SOHH reached out to Rhymefest to find out how he handles receiving negative feedback from music fans on social networks like Twitter and MySpace.

Fest said he once took more than four hours to reflect on a blogger's feedback.

"If five people think you're sh*t, then not only will it bring you down a few notches, it will affect the art that you're trying to create," Rhymefest told SOHH. "Because it'll make it so that you're stuck, so then you can't create freely because you're thinking about what those five people said and not even what the fifty people said about how they loved it. And I sat and thought in the studio for four hours, 'Why does my existence disgust this person, what is it about the way God made me that disgusts another individual?' It took me four hours to snap out of it to say what the f*ck am I doing? This dude is probably 11 years old, it could be anything. And then what I noticed is a lot of people that write that sh*t, if you give them attention like, 'So what songs don't you like?' dude, these same people be like, 'Oh my God, he talked to me. I love your sh*t!' You figure out, all this person wanted was for someone to recognize them. Where I'm with it now, I'm a f*cking star dude.

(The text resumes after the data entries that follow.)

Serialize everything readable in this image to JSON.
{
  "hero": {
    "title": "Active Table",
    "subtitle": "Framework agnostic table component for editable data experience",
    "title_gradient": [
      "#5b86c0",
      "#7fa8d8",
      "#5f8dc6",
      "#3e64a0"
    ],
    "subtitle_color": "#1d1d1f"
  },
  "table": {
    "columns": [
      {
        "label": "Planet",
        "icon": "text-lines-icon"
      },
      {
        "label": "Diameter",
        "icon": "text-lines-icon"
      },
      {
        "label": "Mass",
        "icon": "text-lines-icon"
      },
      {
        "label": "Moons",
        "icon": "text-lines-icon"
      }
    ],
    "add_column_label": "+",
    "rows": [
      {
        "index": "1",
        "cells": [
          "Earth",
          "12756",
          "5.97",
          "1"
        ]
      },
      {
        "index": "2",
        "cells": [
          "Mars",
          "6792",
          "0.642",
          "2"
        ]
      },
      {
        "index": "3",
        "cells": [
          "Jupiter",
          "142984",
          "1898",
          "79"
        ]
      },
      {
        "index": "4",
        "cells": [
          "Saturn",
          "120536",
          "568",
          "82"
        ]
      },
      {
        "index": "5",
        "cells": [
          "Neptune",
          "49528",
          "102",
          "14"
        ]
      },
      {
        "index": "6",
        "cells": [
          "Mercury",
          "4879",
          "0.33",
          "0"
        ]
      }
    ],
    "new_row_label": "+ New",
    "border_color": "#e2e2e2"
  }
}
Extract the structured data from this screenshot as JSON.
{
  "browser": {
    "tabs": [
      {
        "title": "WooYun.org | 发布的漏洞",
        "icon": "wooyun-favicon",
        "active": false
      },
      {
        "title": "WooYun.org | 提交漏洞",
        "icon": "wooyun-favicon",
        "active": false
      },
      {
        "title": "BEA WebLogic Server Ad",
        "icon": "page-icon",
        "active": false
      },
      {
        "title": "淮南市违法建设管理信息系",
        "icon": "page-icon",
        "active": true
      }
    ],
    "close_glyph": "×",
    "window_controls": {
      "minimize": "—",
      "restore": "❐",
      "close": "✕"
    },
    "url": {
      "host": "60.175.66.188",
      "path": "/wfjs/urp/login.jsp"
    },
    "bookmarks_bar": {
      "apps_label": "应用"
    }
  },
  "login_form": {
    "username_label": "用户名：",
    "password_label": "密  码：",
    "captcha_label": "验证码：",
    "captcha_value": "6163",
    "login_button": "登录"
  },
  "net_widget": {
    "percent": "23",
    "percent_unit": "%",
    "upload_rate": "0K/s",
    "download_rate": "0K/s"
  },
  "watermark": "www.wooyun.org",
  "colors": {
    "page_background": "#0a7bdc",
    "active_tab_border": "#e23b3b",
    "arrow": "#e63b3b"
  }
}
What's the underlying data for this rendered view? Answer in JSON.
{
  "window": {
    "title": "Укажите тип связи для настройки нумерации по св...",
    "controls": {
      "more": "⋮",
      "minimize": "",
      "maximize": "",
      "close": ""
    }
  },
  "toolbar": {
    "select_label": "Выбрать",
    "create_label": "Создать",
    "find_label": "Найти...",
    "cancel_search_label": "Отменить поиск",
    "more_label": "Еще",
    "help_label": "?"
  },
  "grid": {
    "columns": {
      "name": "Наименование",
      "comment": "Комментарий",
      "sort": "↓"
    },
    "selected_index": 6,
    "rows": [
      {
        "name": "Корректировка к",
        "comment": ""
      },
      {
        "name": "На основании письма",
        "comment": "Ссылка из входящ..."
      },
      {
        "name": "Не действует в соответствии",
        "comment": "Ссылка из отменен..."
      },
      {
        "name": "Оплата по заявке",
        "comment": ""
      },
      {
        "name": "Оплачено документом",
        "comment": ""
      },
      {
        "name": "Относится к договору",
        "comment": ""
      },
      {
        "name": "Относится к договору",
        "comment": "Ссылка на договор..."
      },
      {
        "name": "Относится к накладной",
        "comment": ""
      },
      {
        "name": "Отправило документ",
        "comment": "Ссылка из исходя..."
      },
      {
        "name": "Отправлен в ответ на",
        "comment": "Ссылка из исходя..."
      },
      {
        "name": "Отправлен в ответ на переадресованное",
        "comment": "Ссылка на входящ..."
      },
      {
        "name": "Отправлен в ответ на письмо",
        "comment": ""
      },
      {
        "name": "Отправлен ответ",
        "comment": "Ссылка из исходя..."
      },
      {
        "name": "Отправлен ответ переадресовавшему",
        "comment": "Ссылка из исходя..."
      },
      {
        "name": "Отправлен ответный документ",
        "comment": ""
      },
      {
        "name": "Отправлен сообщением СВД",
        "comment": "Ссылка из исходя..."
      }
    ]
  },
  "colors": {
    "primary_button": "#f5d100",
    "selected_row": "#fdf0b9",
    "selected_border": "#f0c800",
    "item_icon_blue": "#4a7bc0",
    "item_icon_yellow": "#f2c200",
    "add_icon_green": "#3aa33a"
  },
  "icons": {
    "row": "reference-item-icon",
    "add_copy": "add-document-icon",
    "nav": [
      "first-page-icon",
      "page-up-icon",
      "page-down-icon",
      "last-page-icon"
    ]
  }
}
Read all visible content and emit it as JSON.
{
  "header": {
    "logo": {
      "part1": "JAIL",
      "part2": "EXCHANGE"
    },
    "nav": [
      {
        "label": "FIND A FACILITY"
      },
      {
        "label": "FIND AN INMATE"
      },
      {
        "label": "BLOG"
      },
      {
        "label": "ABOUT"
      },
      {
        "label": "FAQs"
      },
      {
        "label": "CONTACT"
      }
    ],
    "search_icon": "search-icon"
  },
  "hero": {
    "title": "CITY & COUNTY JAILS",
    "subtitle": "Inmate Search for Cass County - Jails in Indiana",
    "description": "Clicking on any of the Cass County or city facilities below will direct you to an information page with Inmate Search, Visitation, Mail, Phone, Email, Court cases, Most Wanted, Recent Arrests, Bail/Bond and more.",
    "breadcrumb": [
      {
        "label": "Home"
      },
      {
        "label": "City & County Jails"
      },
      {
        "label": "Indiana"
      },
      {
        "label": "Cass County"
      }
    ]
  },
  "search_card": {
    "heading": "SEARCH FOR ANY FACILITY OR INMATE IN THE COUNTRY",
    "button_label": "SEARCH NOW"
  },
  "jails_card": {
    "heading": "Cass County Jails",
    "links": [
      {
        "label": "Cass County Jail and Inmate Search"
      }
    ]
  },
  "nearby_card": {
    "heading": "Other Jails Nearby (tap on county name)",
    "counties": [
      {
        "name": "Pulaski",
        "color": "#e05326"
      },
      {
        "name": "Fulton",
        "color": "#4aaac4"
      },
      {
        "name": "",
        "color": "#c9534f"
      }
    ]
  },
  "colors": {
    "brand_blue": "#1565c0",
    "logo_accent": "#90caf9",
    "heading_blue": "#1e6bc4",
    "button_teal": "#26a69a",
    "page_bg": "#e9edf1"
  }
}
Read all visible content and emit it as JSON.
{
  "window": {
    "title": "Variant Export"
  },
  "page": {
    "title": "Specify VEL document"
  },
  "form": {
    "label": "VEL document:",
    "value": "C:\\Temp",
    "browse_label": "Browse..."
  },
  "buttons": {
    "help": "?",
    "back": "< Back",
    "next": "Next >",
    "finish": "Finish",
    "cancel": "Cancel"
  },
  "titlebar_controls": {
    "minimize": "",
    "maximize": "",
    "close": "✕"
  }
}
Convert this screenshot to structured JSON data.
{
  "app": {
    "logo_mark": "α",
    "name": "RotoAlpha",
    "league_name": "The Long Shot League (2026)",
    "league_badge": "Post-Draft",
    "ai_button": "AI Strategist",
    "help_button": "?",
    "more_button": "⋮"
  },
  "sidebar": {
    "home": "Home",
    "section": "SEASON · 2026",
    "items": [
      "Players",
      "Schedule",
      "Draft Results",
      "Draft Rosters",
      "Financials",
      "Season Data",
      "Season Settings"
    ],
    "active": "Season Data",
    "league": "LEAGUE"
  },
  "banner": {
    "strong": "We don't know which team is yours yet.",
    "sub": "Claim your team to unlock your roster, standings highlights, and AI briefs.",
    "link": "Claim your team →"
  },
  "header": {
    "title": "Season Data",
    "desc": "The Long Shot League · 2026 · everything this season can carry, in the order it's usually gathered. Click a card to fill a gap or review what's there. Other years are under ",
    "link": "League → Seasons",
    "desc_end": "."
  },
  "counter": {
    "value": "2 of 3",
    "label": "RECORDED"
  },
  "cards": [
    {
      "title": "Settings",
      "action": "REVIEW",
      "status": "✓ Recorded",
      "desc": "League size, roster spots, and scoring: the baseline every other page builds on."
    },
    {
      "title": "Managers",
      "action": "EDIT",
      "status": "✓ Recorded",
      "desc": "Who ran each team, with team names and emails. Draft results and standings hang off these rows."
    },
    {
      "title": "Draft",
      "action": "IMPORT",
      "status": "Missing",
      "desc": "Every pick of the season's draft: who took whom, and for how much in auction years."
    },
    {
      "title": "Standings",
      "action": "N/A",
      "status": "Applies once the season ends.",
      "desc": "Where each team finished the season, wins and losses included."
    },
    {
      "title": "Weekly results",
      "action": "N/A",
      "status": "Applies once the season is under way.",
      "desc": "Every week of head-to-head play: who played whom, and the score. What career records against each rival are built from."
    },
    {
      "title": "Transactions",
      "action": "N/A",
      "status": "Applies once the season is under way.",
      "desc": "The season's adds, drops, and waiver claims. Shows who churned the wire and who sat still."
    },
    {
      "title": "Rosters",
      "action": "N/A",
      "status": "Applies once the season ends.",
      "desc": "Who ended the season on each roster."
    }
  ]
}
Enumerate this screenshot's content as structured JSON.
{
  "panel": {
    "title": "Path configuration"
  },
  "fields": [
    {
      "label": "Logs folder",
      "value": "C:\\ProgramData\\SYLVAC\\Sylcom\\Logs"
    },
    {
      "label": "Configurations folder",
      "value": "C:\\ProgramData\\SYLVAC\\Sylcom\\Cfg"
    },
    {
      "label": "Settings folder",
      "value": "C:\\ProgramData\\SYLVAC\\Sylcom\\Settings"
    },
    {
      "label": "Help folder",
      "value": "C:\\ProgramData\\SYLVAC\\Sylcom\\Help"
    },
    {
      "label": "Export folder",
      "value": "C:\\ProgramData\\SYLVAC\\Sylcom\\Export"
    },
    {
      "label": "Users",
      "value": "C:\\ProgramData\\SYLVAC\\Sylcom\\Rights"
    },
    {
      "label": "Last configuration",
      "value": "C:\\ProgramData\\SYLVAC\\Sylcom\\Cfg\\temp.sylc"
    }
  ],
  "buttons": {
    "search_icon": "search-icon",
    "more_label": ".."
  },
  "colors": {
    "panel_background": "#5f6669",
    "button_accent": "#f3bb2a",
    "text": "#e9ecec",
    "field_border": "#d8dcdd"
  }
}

Like, I'm popular -- people want to knock you off whatever it is....artists have to keep looking straight."
Last month, Fest discussed the effect bloggers can have on a person's overall well-being.

"One thing I've realized about negative bloggers or commenters is the power a 12 year old has to fuck up an adults self esteem, haha f*ckem," he wrote February 28. "Simple people can make life so complicated, and complex people often prefer to live simple If you want attention figure out how to be beautiful because that's the only way they'll recognize your existence."
Rapper Memphis Bleek recently admitted to using bloggers' feedback as "fuel" for his writing skills.

"I'm not a blogger but I definitely do read the blogs," Bleek said in an interview. "I read the comments. It's fuel for a guy like me because I love to hear what people gotta say. If you look at it, on a percentage scale, 20% of the s**tis real, and 80% of the s**t is bulls**t but that 20% is what matters. Somebody is gonna comment something real that you can take wit' you and put into your craft or your daily routine. Somebody gon' care about you."
Bleek's former labelmate, Freeway, also said he takes note of Internet users' comments.

"When I was doing the whole month of madness -- I would read the comments and I would respond to comments on some of the joints people would be saying this and that and I would respond," Freeway explained in an interview. "But when I first, like, two years ago when I really first started dropping joints on the net, like, people wasn't f*cking with me. N*ggas was like, 'Ah, get the f*ck outta here,' but once I started building up the substance and material and people were seeing that the material was good, slowly but surely they started f*cking with it. The comments used to make me mad but when they be hating, they're Internet thugs so I ain't worried about that."